This work proposes the first multi-agent AI ecosystem tailored to the full polymer research lifecycle (PRL), addressing the limitations of traditional polymer development that relies heavily on manual expertise and lacks an efficient, unified intelligent framework for high-throughput property prediction and generative design. The system integrates literature comprehension, tool invocation, code generation, and metacognitive self-evaluation to enable end-to-end automation. Innovatively combining multi-agent collaboration with a metacognitive mechanism, it leverages the DeepSeek large language model, graph neural networks (PolyGNN), and multimodal representations to support cross-modal biopolymer modeling, uncertainty quantification, and self-optimizing strategies.

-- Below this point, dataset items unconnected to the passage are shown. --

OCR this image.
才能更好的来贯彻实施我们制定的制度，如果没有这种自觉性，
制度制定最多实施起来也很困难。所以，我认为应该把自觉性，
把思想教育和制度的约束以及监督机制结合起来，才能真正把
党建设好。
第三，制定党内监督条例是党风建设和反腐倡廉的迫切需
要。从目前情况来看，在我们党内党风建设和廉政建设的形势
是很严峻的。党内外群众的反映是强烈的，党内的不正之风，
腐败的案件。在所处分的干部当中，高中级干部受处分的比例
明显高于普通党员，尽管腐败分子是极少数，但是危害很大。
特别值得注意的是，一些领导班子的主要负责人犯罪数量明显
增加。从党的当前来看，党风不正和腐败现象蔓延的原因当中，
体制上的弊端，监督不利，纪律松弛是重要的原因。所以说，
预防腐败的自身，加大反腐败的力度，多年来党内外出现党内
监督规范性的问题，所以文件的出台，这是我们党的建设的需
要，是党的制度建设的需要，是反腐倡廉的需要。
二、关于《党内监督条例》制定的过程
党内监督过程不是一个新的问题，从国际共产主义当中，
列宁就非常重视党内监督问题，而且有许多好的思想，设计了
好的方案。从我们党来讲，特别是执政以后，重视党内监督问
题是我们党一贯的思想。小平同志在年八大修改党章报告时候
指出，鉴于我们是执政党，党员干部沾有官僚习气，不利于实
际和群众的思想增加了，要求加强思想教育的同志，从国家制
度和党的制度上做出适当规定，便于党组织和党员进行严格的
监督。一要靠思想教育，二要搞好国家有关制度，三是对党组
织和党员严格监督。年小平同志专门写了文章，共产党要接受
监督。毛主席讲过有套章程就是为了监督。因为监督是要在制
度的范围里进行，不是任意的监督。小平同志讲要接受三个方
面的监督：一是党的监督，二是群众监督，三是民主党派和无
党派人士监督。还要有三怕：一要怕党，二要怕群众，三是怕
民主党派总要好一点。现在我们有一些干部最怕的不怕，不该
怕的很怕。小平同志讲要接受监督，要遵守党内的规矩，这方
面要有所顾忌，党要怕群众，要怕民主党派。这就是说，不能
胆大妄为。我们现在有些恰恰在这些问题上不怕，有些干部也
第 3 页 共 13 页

Evaluated on a test set of 1,251 polymers, the framework achieves R² values of 0.75–0.91 for key properties such as glass transition temperature (Tg), with a single inference requiring only 16.3 seconds and 0.1 GPU hours (approximately $0.08), substantially outperforming existing methods.

We present an integrated multiagent AI ecosystem for polymer discovery that unifies high-throughput materials workflows, artificial intelligence, and computational modeling within a single Polymer Research Lifecycle (PRL) pipeline. The system orchestrates specialized agents powered by state-of-the-art large language models (DeepSeek-V2 and DeepSeek-Coder) to retrieve and reason over scientific resources, invoke external tools, execute domain-specific code, and perform metacognitive self-assessment for robust end-to-end task execution. We demonstrate three practical capabilities: a high-fidelity polymer property prediction and generative design pipeline, a fully automated multimodal workflow for biopolymer structure characterization, and a metacognitive agent framework that can monitor performance and improve execution strategies over time. On a held-out test set of 1,251 polymers, our PolyGNN agent achieves strong predictive accuracy, reaching R2 = 0.89 for glass-transition temperature (Tg ), R2 = 0.82 for tensile strength, R2 = 0.75 for elongation, and R2 = 0.91 for density. The framework also provides uncertainty estimates via multiagent consensus and scales with linear complexity to at least 10,000 polymers, enabling high-throughput screening at low computational cost. For a representative workload, the system completes inference in 16.3 s using about 2 GB of memory and 0.1 GPU hours, at an estimated cost of about $0.08. On a dedicated Tg benchmark, our approach attains R2 = 0.78, outperforming strong baselines including single-LLM prediction (R2 = 0.67), group-contribution methods (R2 = 0.71), and ChemCrow (R2 = 0.66). We further demonstrate metacognitive control in a polystyrene case study, where the system not only produces domain-level scientific outputs but continually monitors and optimizes its own behavior through tactical, strategic, and meta-strategic self-assessment.